I think, it maybe done as a separate cleanup.
In the added testcase I made sure that both the input string and the
pattern are printed upon failure.
With kind regards,
Ivan
Regards, Roger
On 2/7/20 3:05 PM, Ivan Gerasimov wrote:
Gentle ping.
I had to rebase the fix, as the code has diverged since the RFR was
sent out 10 months ago.
Also, the test was slightly modified to cover more cases.
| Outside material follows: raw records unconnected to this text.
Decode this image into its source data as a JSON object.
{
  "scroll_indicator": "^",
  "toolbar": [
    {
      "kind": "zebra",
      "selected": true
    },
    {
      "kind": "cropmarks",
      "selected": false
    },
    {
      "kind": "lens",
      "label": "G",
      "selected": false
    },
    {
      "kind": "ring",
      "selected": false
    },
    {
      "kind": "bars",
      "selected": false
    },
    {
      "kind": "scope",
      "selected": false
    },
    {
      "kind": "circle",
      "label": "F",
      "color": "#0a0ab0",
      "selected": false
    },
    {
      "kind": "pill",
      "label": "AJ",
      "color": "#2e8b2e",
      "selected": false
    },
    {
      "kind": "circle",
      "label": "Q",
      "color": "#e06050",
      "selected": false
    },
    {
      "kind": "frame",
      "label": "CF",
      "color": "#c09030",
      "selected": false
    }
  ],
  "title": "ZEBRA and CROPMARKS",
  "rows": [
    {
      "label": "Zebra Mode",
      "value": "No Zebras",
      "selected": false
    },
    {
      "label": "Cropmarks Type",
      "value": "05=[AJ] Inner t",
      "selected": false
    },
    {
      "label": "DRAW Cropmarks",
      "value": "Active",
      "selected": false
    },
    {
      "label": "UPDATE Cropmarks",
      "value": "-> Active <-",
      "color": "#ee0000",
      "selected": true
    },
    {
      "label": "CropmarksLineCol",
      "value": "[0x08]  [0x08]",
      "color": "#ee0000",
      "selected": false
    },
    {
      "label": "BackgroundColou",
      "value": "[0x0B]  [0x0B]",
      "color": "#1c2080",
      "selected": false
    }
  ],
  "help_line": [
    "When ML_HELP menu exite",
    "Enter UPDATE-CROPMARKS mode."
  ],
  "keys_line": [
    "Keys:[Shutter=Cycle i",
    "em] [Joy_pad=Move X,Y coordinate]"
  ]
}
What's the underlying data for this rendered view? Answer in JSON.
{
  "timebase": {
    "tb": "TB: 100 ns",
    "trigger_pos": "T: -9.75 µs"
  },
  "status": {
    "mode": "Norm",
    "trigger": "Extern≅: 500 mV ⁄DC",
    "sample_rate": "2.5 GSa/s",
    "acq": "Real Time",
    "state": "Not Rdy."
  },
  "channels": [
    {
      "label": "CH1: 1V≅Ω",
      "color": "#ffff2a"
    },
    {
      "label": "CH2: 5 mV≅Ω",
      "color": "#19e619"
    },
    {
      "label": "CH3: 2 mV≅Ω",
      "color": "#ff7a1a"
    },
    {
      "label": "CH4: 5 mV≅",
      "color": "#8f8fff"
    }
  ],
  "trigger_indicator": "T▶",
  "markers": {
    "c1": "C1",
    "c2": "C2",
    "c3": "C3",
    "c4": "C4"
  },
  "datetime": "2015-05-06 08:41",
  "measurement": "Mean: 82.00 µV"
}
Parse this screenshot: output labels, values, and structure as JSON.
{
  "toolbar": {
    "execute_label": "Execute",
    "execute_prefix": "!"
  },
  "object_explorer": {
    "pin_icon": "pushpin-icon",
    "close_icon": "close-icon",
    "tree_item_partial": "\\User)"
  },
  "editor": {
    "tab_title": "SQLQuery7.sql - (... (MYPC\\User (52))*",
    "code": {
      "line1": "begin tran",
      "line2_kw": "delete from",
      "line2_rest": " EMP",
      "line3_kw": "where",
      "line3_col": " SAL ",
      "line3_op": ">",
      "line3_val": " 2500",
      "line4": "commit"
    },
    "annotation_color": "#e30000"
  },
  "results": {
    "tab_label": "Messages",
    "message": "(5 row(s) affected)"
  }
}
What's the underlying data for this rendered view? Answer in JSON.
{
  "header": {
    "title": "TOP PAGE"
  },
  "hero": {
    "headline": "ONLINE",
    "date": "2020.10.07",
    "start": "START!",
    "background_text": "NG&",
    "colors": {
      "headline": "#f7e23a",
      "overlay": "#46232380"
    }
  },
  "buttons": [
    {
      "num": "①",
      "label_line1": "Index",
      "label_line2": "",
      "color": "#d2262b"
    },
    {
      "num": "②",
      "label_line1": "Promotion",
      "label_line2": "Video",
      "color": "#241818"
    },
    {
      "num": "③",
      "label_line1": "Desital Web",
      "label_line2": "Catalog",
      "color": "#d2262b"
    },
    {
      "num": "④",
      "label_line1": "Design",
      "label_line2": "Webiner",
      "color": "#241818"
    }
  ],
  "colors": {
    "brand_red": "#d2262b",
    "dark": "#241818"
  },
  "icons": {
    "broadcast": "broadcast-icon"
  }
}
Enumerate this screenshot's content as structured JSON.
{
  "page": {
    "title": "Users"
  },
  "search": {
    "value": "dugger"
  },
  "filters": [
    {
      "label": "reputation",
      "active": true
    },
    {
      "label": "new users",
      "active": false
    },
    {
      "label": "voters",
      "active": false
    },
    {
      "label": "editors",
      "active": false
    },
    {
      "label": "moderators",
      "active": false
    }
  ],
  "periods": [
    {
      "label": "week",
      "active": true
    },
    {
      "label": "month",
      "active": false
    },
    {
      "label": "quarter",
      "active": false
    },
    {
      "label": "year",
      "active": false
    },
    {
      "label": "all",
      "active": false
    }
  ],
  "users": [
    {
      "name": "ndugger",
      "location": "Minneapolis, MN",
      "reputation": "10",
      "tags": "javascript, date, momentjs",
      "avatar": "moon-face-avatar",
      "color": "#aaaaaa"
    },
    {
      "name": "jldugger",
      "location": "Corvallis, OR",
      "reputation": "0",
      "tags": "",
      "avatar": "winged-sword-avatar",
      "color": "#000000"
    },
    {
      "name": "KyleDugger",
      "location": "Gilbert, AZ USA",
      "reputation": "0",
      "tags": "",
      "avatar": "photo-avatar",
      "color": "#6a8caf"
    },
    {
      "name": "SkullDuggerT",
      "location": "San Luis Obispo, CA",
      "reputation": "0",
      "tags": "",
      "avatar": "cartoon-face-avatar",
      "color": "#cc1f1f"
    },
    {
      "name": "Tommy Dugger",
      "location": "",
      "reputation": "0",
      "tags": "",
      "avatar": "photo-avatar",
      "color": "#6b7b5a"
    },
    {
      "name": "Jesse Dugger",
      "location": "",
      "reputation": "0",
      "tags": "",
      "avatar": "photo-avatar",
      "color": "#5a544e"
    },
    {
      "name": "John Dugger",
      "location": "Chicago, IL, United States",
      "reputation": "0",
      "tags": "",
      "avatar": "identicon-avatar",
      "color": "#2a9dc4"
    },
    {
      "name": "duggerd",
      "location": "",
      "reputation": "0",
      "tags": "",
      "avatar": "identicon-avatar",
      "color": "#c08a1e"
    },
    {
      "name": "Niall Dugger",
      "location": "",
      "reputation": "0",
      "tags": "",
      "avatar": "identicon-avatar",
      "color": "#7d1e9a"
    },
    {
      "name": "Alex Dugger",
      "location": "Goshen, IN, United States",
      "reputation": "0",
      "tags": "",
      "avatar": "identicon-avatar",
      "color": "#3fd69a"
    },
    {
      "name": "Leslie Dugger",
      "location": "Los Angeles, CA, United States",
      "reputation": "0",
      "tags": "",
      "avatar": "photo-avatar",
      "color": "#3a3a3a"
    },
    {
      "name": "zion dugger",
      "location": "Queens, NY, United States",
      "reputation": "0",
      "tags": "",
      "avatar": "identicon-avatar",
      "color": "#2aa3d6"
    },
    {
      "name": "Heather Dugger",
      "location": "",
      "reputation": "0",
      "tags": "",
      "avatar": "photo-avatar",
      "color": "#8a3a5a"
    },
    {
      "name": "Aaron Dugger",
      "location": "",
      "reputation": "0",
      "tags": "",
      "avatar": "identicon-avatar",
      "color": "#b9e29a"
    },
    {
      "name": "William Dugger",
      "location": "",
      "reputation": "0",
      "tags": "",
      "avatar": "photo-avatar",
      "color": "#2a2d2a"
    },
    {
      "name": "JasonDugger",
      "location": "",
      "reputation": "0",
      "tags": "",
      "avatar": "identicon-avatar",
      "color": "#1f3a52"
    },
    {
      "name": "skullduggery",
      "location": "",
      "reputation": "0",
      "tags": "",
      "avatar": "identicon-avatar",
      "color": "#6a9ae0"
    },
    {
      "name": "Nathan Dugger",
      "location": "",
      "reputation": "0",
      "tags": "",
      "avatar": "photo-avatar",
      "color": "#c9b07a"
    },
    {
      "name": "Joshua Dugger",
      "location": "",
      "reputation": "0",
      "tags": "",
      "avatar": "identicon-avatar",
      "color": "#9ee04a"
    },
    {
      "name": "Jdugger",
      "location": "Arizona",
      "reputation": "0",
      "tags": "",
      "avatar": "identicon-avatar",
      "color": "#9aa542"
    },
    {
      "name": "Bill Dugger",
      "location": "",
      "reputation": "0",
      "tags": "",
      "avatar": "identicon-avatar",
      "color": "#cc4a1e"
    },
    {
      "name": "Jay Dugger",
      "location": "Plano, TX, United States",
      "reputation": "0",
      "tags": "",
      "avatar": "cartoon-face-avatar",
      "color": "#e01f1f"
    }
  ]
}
BUGURL: https://bugs.openjdk.java.net/browse/JDK-8214245
WEBREV: http://cr.openjdk.java.net/~igerasim/8214245/01/webrev/
Thanks in advance to the volunteer to review the fix!
With kind regards,
Ivan
On 4/21/19 7:50 PM, Ivan Gerasimov wrote:
Hello!
It turns out, that the case-insensitive j.u.regex.Pattern still pays
attention to the characters case when certain char classes are used.
For example \p{IsLowerCase}, \p{IsUpperCase} and \p{IsTitleCase}
continue to recognize only lower, upper and title case characters,
even in case-insensitive context.
For example, for POSIX char classes this behavior contradicts this
paragraph:
"""
9.2 Regular Expression General Requirements
...
When a standard utility or function that uses regular expressions
specifies that pattern matching shall be performed without regard to
the case (uppercase or lowercase) of either data or patterns, then
when each character in the string is matched against the pattern,
not only the character, but also its case counterpart (if any),
shall be matched. This definition of case-insensitive processing is
intended to allow matching of multi-character collating elements as
well as characters, as each character in the string is matched using
both its cases.
...
"""
I also checked how Perl is dealing with in such situation, and yes,
it ignores the case with various \p{} classes when they are used in
case-insensitive context, so all these tests run fine:
'A' =~ /\p{Lower}/i or die;
'a' =~ /\p{Upper}/i or die;
'A' =~ /\p{gc=Lt}/i or die; # title case
'a' =~ /\p{IsTitlecase}/i or die;
'Lj' =~ /\p{Lower}/i or die; # title-cased digraph
'lj' =~ /\p{Upper}/i or die;
'LJ' =~ /\p{Lt}/i or die;
For reference, here's a lengthy document, describing precise rules
used by Perl to deal with \p{} char classes:
https://perldoc.perl.org/perluniprops.html#Properties-accessible-through-%5cp%7b%7d-and-%5cP%7b%7d
So, for any Lower, Upper or Title case chars in case-insensitive
context Perl uses set of "Cased Letters", with is just a combination
of these three categories (aka "LC" general category).
Would you please help review the patch?
BUGURL: https://bugs.openjdk.java.net/browse/JDK-8214245
WEBREV: http://cr.openjdk.java.net/~igerasim/8214245/00/webrev/
--
With kind regards,
Ivan Gerasimov